AWoW member Mary Lannon will be making her first reading in front of an AWoW audience. Mary will be reading from her finished, young adult novel An Explanation of the Fundamentals of the Derivation of Dilapidated Brown Station Wagon Theory aka How I Became A Scientist and Discovered the Truth About Getting Stuck in the Wrong Universe by Miranda J. McCleod (Yes, that is the title…I confirmed it…twice) and sharing a little about publication strategies.

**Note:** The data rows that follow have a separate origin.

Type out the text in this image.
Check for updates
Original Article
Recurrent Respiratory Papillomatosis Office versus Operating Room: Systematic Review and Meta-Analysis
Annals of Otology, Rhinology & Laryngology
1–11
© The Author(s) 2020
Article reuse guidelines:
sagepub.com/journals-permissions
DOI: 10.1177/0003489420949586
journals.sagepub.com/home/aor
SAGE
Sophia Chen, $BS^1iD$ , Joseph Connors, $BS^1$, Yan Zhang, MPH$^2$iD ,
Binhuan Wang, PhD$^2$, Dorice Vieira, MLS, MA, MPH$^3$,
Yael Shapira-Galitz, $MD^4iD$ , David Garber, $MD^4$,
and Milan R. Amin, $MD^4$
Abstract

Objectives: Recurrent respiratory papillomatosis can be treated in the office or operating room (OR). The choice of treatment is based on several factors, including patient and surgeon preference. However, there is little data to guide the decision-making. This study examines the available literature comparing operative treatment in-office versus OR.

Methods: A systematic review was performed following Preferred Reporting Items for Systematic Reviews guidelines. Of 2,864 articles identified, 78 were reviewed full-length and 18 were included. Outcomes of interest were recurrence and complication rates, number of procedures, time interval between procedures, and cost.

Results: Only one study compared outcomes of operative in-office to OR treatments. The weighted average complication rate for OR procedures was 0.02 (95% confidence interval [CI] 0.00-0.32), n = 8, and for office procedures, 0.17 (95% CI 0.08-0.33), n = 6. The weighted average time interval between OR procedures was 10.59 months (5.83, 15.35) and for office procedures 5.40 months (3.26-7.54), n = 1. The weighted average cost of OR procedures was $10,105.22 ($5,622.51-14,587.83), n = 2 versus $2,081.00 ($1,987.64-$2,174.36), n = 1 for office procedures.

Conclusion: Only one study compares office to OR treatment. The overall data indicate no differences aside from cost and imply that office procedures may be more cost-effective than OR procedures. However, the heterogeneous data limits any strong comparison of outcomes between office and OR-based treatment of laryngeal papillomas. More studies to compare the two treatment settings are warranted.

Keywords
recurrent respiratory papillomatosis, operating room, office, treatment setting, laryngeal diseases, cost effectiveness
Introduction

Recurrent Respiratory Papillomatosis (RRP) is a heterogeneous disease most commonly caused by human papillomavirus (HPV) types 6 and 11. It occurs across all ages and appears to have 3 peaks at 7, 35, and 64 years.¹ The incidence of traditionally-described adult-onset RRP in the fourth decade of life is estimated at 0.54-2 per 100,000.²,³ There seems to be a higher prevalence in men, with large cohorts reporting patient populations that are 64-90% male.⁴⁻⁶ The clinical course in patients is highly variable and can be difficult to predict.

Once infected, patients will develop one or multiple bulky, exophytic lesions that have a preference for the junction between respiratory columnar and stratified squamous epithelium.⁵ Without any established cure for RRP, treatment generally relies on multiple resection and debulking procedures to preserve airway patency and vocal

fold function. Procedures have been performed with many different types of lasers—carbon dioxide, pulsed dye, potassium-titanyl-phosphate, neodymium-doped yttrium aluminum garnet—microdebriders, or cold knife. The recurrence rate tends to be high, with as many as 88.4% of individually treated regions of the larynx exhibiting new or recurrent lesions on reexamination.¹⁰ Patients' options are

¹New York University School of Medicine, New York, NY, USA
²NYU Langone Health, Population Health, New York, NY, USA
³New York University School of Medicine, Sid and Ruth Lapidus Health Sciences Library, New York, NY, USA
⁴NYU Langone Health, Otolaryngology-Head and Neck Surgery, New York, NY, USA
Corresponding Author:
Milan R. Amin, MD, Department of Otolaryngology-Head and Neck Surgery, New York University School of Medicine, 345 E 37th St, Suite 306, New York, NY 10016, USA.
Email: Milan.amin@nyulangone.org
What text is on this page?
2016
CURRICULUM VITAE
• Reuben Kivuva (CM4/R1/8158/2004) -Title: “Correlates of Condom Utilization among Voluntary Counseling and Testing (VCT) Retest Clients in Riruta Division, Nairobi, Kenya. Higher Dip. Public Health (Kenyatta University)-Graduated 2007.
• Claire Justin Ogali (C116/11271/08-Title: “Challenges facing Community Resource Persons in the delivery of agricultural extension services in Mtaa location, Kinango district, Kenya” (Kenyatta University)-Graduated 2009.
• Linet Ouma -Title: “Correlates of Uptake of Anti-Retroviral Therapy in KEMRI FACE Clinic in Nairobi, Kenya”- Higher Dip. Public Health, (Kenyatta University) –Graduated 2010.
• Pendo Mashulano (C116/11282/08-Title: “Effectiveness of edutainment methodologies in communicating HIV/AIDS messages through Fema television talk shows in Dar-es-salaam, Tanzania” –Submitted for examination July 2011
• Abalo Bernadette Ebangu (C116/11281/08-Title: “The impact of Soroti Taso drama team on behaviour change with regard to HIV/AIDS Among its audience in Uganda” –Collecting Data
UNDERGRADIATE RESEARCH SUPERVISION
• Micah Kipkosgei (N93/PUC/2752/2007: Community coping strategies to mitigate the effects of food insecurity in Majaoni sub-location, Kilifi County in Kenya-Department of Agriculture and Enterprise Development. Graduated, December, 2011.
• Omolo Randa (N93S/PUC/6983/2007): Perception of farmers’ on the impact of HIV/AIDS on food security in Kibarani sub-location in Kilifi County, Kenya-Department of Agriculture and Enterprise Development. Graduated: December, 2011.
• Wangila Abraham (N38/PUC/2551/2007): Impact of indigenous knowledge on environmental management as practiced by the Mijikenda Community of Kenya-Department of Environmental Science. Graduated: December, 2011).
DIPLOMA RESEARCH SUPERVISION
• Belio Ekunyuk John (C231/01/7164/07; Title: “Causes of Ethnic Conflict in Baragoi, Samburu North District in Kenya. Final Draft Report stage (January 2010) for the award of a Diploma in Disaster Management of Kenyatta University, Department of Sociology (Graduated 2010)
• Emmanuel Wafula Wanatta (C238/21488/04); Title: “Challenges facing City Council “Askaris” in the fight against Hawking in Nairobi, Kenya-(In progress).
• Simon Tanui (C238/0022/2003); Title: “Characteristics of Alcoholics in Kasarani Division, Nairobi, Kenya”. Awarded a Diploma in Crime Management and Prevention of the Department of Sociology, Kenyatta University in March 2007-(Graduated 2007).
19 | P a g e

Actress Aedin Moloney, who has had great success in the last few years in her roles in Dancing at Lughnasa and Air Swimming, and most recently in her brilliantly reviewed A Most Dangerous Woman about the life of George Eliot, asked if her presentation could be a “bit of a surprise.” Why not? Whatever Aedin comes up with is bound to be incredibly special. We’re honored to have her.
And closing out what is sure to be a great evening will be actor and voiceover artist Andy Baldeschwiler. Andy’s recent stage credits include work with The Pearl Theatre Company, Shakespeare on the Sound, The Glass Eye, and the Accidental Shakespeare Company; he has also appeared in a few short films and web series. A lover of words and storytelling, Andy said “I’m excited to be sharing with the AWoW audience some humor and wit from one of my favorite writers.” Can you guess whom that might be?
The fun begins at 7pm–please arrive on time–at The Cell Theater, 338 W23rd St., NYC. Hope to see you there.
Artists Without Walls is happy to announce that Yuri Martín Juárez Yllescas guitarist, arranger and composer, will be performing at Artists Without Walls First Anniversary Showcase on Tuesday, January 28, 7pm at The Cell Theater.
Yuri began his career in 1996 as guitarist for various groups of Afro-Peruvian music, folk and fusion. His musical training ranges from formal studies with the Afro-Peruvian masters of the guitar Pepe Torres, Alvaro Lagos and Jorge Madueño and more “street” experience in Afro-Peruvian peñas.
Yuri has shared the stage and recorded with Eva Ayllón, Susana Baca, Chaqueta Piaggio Ebelin Ortiz, Pilar de la Hoz, Carmina Cannavino, Mariella Valencia, Pamela Rodriguez, Elena Romero, iconic Peruvian composers Kiri Escobar and Javier Lazo, and trail blazing bands including the Gabriel Alegría Afro-Peruvian Sextet, Novalima, Teatro del Milenio and Sin Líneas en el Mapa, among others.
In December of 2009 Yuri received the Latin Jazz Corner Awards in the categories of Best Afroperuvian Jazz Album and Best Latin Jazz Guitarist debut for his work “Afroperuano.”